O kadar çok var ki hangisini anlatsam bilemiyorum. Ama şu an, şu dakika gözümün önüne geldi. Aslında nereden geldi bu anı bilemiyorum ama geldi. Gerçekten hiç düşünmeden yazıyorum o zaman muhabirlik yaptığım yıllarda bir gün Lütfü Kırdar Kongre Sergi Sarayı’nda bir davet var. Süleyman Demirel ve eşi rahmetli Nazmiye Demirel de geceye katıldı. Ama davette hem sanat, hem iş, hem politika dünyasından gerçekten çok önemli insanlar var. Yani geceyi hem magazin, hem politika, hem spor muhabirleri takip ediyor. Ben de fotoğraf çekip notlar alıyorum. Ama bu anlattığım sanırım 15 yıl önce oluyor. Soruyu okur okumaz gözümün önüne geldi o an. Nazmiye ve Süleyman Demirel’in fotoğrafını çekiyoruz. Ben ne yapar eder en öne geçerdim. Öne
geçmişim yere oturmuşum. Arkamda da 50- 100 foto muhabiri fotoğraf çekiyor. Bir ara ezilme tehlikesi atlattım. Nazmiye Demirel ile göz göze geldik. Elinde klasik kırmızı mendili vardı. O mendili tuttuğu elini bana uzattı ve beni çekti. “Yavaş yavaş kızı ezeceksiniz” dedi. O an geldi aklıma tuhaf bir şeklide. Allah rahmet eylesin.

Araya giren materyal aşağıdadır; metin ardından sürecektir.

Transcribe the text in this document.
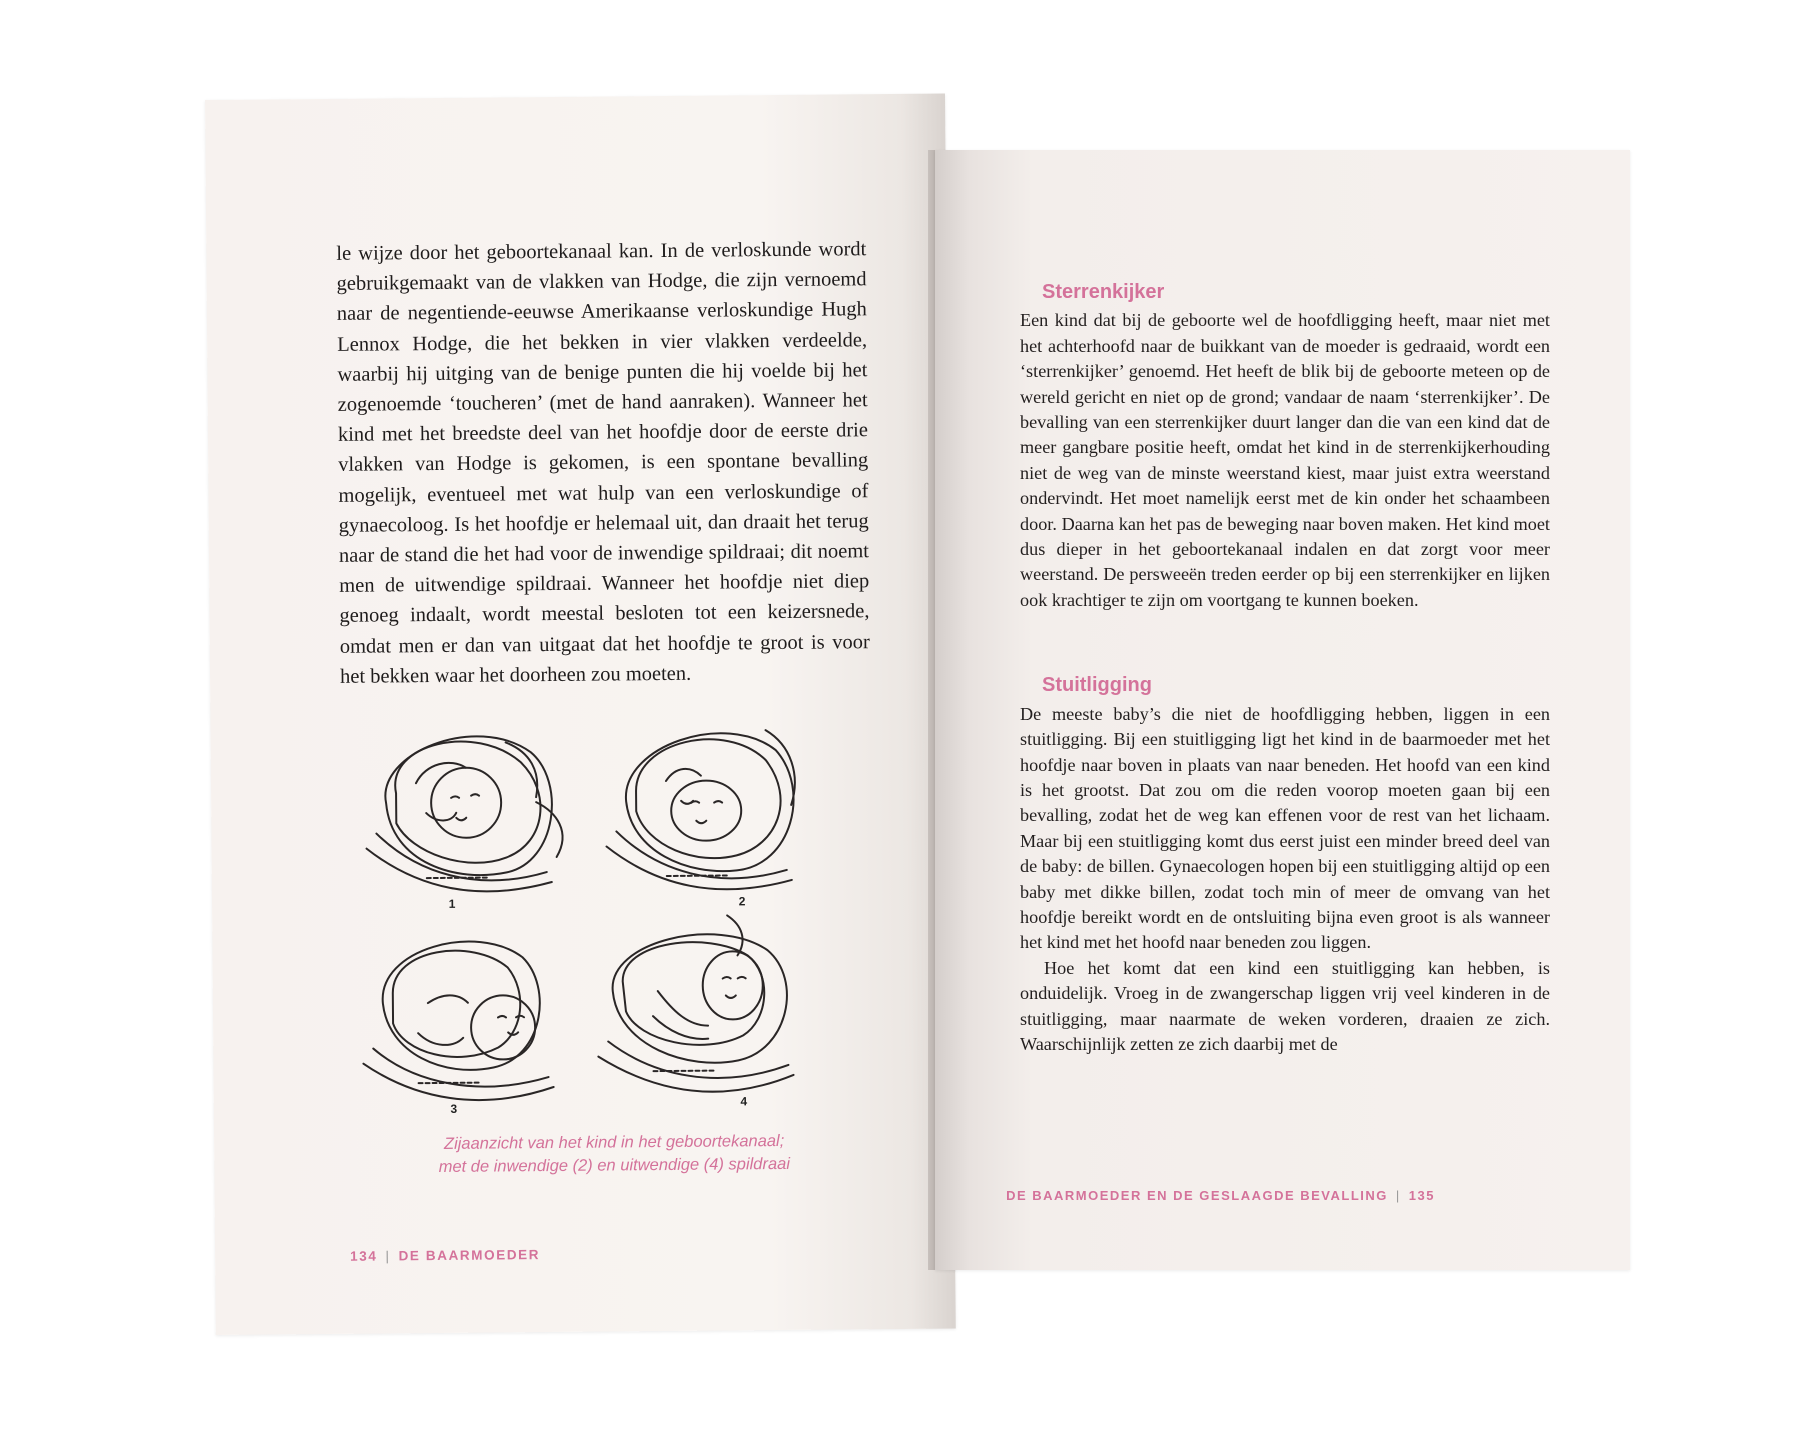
le wijze door het geboortekanaal kan. In de verloskunde wordt gebruikgemaakt van de vlakken van Hodge, die zijn vernoemd naar de negentiende-eeuwse Amerikaanse verloskundige Hugh Lennox Hodge, die het bekken in vier vlakken verdeelde, waarbij hij uitging van de benige punten die hij voelde bij het zogenoemde ‘toucheren’ (met de hand aanraken). Wanneer het kind met het breedste deel van het hoofdje door de eerste drie vlakken van Hodge is gekomen, is een spontane bevalling mogelijk, eventueel met wat hulp van een verloskundige of gynaecoloog. Is het hoofdje er helemaal uit, dan draait het terug naar de stand die het had voor de inwendige spildraai; dit noemt men de uitwendige spildraai. Wanneer het hoofdje niet diep genoeg indaalt, wordt meestal besloten tot een keizersnede, omdat men er dan van uitgaat dat het hoofdje te groot is voor het bekken waar het doorheen zou moeten.
1	2
3
4
Zijaanzicht van het kind in het geboortekanaal;
met de inwendige (2) en uitwendige (4) spildraai
134 | DE BAARMOEDER
Sterrenkijker

Een kind dat bij de geboorte wel de hoofdligging heeft, maar niet met het achterhoofd naar de buikkant van de moeder is gedraaid, wordt een ‘sterrenkijker’ genoemd. Het heeft de blik bij de geboorte meteen op de wereld gericht en niet op de grond; vandaar de naam ‘sterrenkijker’. De bevalling van een sterrenkijker duurt langer dan die van een kind dat de meer gangbare positie heeft, omdat het kind in de sterrenkijkerhouding niet de weg van de minste weerstand kiest, maar juist extra weerstand ondervindt. Het moet namelijk eerst met de kin onder het schaambeen door. Daarna kan het pas de beweging naar boven maken. Het kind moet dus dieper in het geboortekanaal indalen en dat zorgt voor meer weerstand. De persweeën treden eerder op bij een sterrenkijker en lijken ook krachtiger te zijn om voortgang te kunnen boeken.

Stuitligging

De meeste baby’s die niet de hoofdligging hebben, liggen in een stuitligging. Bij een stuitligging ligt het kind in de baarmoeder met het hoofdje naar boven in plaats van naar beneden. Het hoofd van een kind is het grootst. Dat zou om die reden voorop moeten gaan bij een bevalling, zodat het de weg kan effenen voor de rest van het lichaam. Maar bij een stuitligging komt dus eerst juist een minder breed deel van de baby: de billen. Gynaecologen hopen bij een stuitligging altijd op een baby met dikke billen, zodat toch min of meer de omvang van het hoofdje bereikt wordt en de ontsluiting bijna even groot is als wanneer het kind met het hoofd naar beneden zou liggen.

Hoe het komt dat een kind een stuitligging kan hebben, is onduidelijk. Vroeg in de zwangerschap liggen vrij veel kinderen in de stuitligging, maar naarmate de weken vorderen, draaien ze zich. Waarschijnlijk zetten ze zich daarbij met de

DE BAARMOEDER EN DE GESLAAGDE BEVALLING | 135
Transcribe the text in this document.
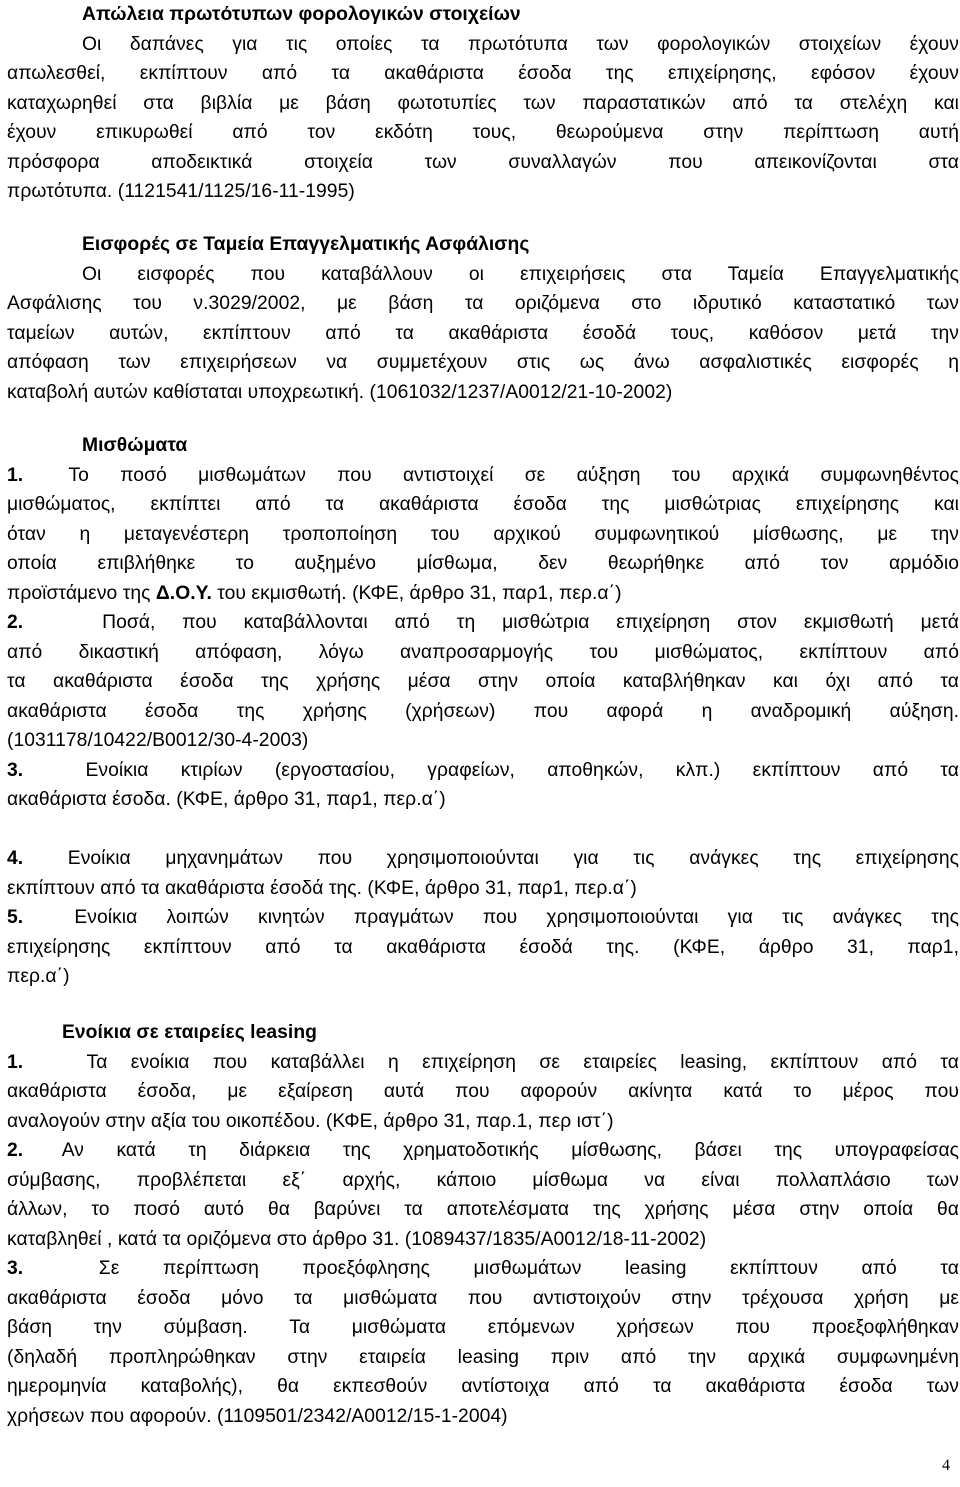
Απώλεια πρωτότυπων φορολογικών στοιχείων
Οι δαπάνες για τις οποίες τα πρωτότυπα των φορολογικών στοιχείων έχουν
απωλεσθεί, εκπίπτουν από τα ακαθάριστα έσοδα της επιχείρησης, εφόσον έχουν
καταχωρηθεί στα βιβλία με βάση φωτοτυπίες των παραστατικών από τα στελέχη και
έχουν επικυρωθεί από τον εκδότη τους, θεωρούμενα στην περίπτωση αυτή
πρόσφορα αποδεικτικά στοιχεία των συναλλαγών που απεικονίζονται στα
πρωτότυπα. (1121541/1125/16-11-1995)
Εισφορές σε Ταμεία Επαγγελματικής Ασφάλισης
Οι εισφορές που καταβάλλουν οι επιχειρήσεις στα Ταμεία Επαγγελματικής
Ασφάλισης του ν.3029/2002, με βάση τα οριζόμενα στο ιδρυτικό καταστατικό των
ταμείων αυτών, εκπίπτουν από τα ακαθάριστα έσοδά τους, καθόσον μετά την
απόφαση των επιχειρήσεων να συμμετέχουν στις ως άνω ασφαλιστικές εισφορές η
καταβολή αυτών καθίσταται υποχρεωτική. (1061032/1237/Α0012/21-10-2002)
Μισθώματα
1. Το ποσό μισθωμάτων που αντιστοιχεί σε αύξηση του αρχικά συμφωνηθέντος
μισθώματος, εκπίπτει από τα ακαθάριστα έσοδα της μισθώτριας επιχείρησης και
όταν η μεταγενέστερη τροποποίηση του αρχικού συμφωνητικού μίσθωσης, με την
οποία επιβλήθηκε το αυξημένο μίσθωμα, δεν θεωρήθηκε από τον αρμόδιο
προϊστάμενο της Δ.Ο.Υ. του εκμισθωτή. (ΚΦΕ, άρθρο 31, παρ1, περ.α΄)
2.	Ποσά, που καταβάλλονται από τη μισθώτρια επιχείρηση στον εκμισθωτή μετά
από δικαστική απόφαση, λόγω αναπροσαρμογής του μισθώματος, εκπίπτουν από
τα ακαθάριστα έσοδα της χρήσης μέσα στην οποία καταβλήθηκαν και όχι από τα
ακαθάριστα έσοδα της χρήσης (χρήσεων) που αφορά η αναδρομική αύξηση.
(1031178/10422/Β0012/30-4-2003)
3.	Ενοίκια κτιρίων (εργοστασίου, γραφείων, αποθηκών, κλπ.) εκπίπτουν από τα
ακαθάριστα έσοδα. (ΚΦΕ, άρθρο 31, παρ1, περ.α΄)
4. Ενοίκια μηχανημάτων που χρησιμοποιούνται για τις ανάγκες της επιχείρησης
εκπίπτουν από τα ακαθάριστα έσοδά της. (ΚΦΕ, άρθρο 31, παρ1, περ.α΄)
5.	Ενοίκια λοιπών κινητών πραγμάτων που χρησιμοποιούνται για τις ανάγκες της
επιχείρησης εκπίπτουν από τα ακαθάριστα έσοδά της. (ΚΦΕ, άρθρο 31, παρ1,
περ.α΄)
Ενοίκια σε εταιρείες leasing
1.	Τα ενοίκια που καταβάλλει η επιχείρηση σε εταιρείες leasing, εκπίπτουν από τα
ακαθάριστα έσοδα, με εξαίρεση αυτά που αφορούν ακίνητα κατά το μέρος που
αναλογούν στην αξία του οικοπέδου. (ΚΦΕ, άρθρο 31, παρ.1, περ ιστ΄)
2. Αν κατά τη διάρκεια της χρηματοδοτικής μίσθωσης, βάσει της υπογραφείσας
σύμβασης, προβλέπεται εξ΄ αρχής, κάποιο μίσθωμα να είναι πολλαπλάσιο των
άλλων, το ποσό αυτό θα βαρύνει τα αποτελέσματα της χρήσης μέσα στην οποία θα
καταβληθεί , κατά τα οριζόμενα στο άρθρο 31. (1089437/1835/Α0012/18-11-2002)
3.	Σε περίπτωση προεξόφλησης μισθωμάτων leasing εκπίπτουν από τα
ακαθάριστα έσοδα μόνο τα μισθώματα που αντιστοιχούν στην τρέχουσα χρήση με
βάση την σύμβαση. Τα μισθώματα επόμενων χρήσεων που προεξοφλήθηκαν
(δηλαδή προπληρώθηκαν στην εταιρεία leasing πριν από την αρχικά συμφωνημένη
ημερομηνία καταβολής), θα εκπεσθούν αντίστοιχα από τα ακαθάριστα έσοδα των
χρήσεων που αφορούν. (1109501/2342/Α0012/15-1-2004)
4
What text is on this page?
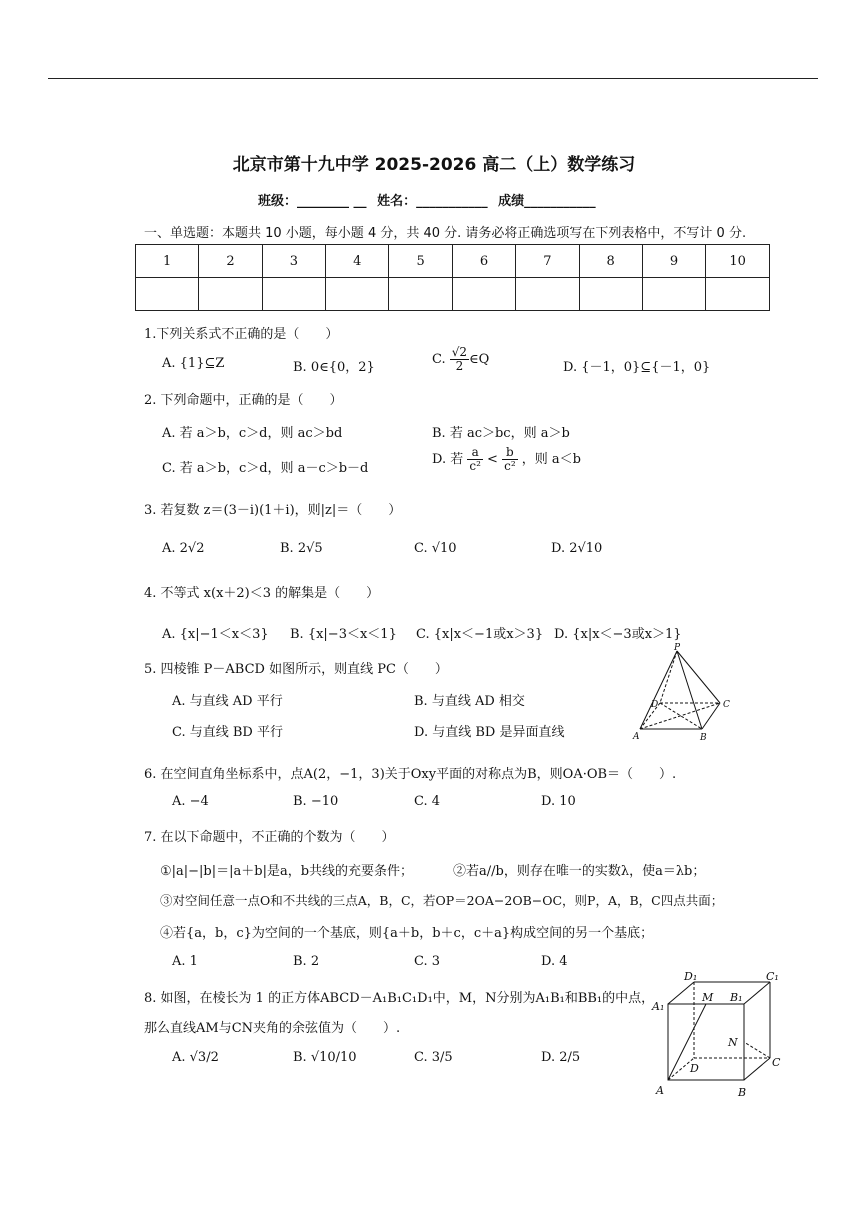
北京市第十九中学 2025-2026 高二（上）数学练习
班级：________ __ 姓名：___________ 成绩___________
一、单选题：本题共 10 小题，每小题 4 分，共 40 分. 请务必将正确选项写在下列表格中，不写计 0 分.
1	2	3	4	5	6	7	8	9	10

1.下列关系式不正确的是（　　）
A. {1}⊆Z	B. 0∈{0，2}
C. $\frac{√2}{2}$ ∈Q
D. {－1，0}⊆{－1，0}
2. 下列命题中，正确的是（　　）
A. 若 a＞b，c＞d，则 ac＞bd	B. 若 ac＞bc，则 a＞b
C. 若 a＞b，c＞d，则 a－c＞b－d
D. 若 $\frac{a}{\text{c²}} < \frac{b}{\text{c²}}$ ，则 a＜b
3. 若复数 z＝(3－i)(1＋i)，则|z|＝（　　）
A. 2√2	B. 2√5	C. √10	D. 2√10
4. 不等式 x(x＋2)＜3 的解集是（　　）
A. {x|−1＜x＜3} B. {x|−3＜x＜1} C. {x|x＜−1或x＞3} D. {x|x＜−3或x＞1}
5. 四棱锥 P－ABCD 如图所示，则直线 PC（　　）
A. 与直线 AD 平行	B. 与直线 AD 相交
C. 与直线 BD 平行	D. 与直线 BD 是异面直线
P
A	B
C
D
6. 在空间直角坐标系中，点A(2，−1，3)关于Oxy平面的对称点为B，则OA·OB＝（　　）.
A. −4	B. −10	C. 4	D. 10
7. 在以下命题中，不正确的个数为（　　）
①|a|−|b|＝|a＋b|是a，b共线的充要条件；	②若a//b，则存在唯一的实数λ，使a＝λb；
③对空间任意一点O和不共线的三点A，B，C，若OP＝2OA−2OB−OC，则P，A，B，C四点共面；
④若{a，b，c}为空间的一个基底，则{a＋b，b＋c，c＋a}构成空间的另一个基底；
A. 1	B. 2	C. 3	D. 4
8. 如图，在棱长为 1 的正方体ABCD－A₁B₁C₁D₁中，M，N分别为A₁B₁和BB₁的中点，
那么直线AM与CN夹角的余弦值为（　　）.
A. √3/2	B. √10/10	C. 3/5	D. 2/5
D₁	C₁
A₁
B₁
M
N
A	B
C
D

Bu meslekte sizi en çok şaşırtan ya da hayal kırıklığına uğratan ne oldu?
O kadar çok ki gerçekten yazsam sayfalar dolmaz… Aslında alışmış olmam gerekiyor ama hala şaşırıyorum… Bir kere en başta şunu söyleyeyim ki, bu meslekte size hiç kimse dost değil. Ben bugün bir gazetede yazmayayım, bir televizyon programı yapmayayım bana “Canım, cicim” diyen insanlar yüzüme bakmaz. O kadar sahtekarlığı bol bir camia diyebilirim.
İnsanlara karşı olan güvensizliğinizin en büyük nedeni ne olmuştur?
Yalan ve nankörlük. En sevdiğiniz dostunuzun, arkadaşın bile yalan söylemesi. ve gerçekten o kadar çok karşılaştım ki, maalesef güvensizliğim diz boyu. “Artık hiç kimseye güvenmiyorum” demem gerekiyor ama ben hala güveniyorum. Kendimi değiştiremiyorum. insanlara hala güveniyorum ve hayal kırıklığına uğruyorum maalesef.
Neden çocuk sahibi olmak istemiyorsunuz?
Çok gezen ve gören bilir ya işte ben de sanırım bu yüzden çocuk doğurmak
istemiyorum. Bu fikrimden beni vazgeçirecek biri de çıkmadığı için çocuk
konusu hayatımda hiç açılmadı, düşünmedim.
Kadınlara karşı bu tutumunuz neden kaynaklanıyor?
Çünkü kendi kıymetlerini bilmedikleri için kızıyorum onlara… O kadar çok erkeklerin peşinden koşuyorlar ki, kendilerini çok kötü durumlara düşürüyorlar. Gece mesela çok görüyorum tartışan çiftleri. Adam kadını tartaklıyor, tokat atıyor. Kadın ona sarılmaya çalışıyor. Çok üzülüyorum. Hatta gidip kıza “Yahu deli misin kendine gelsene” demek istiyorum.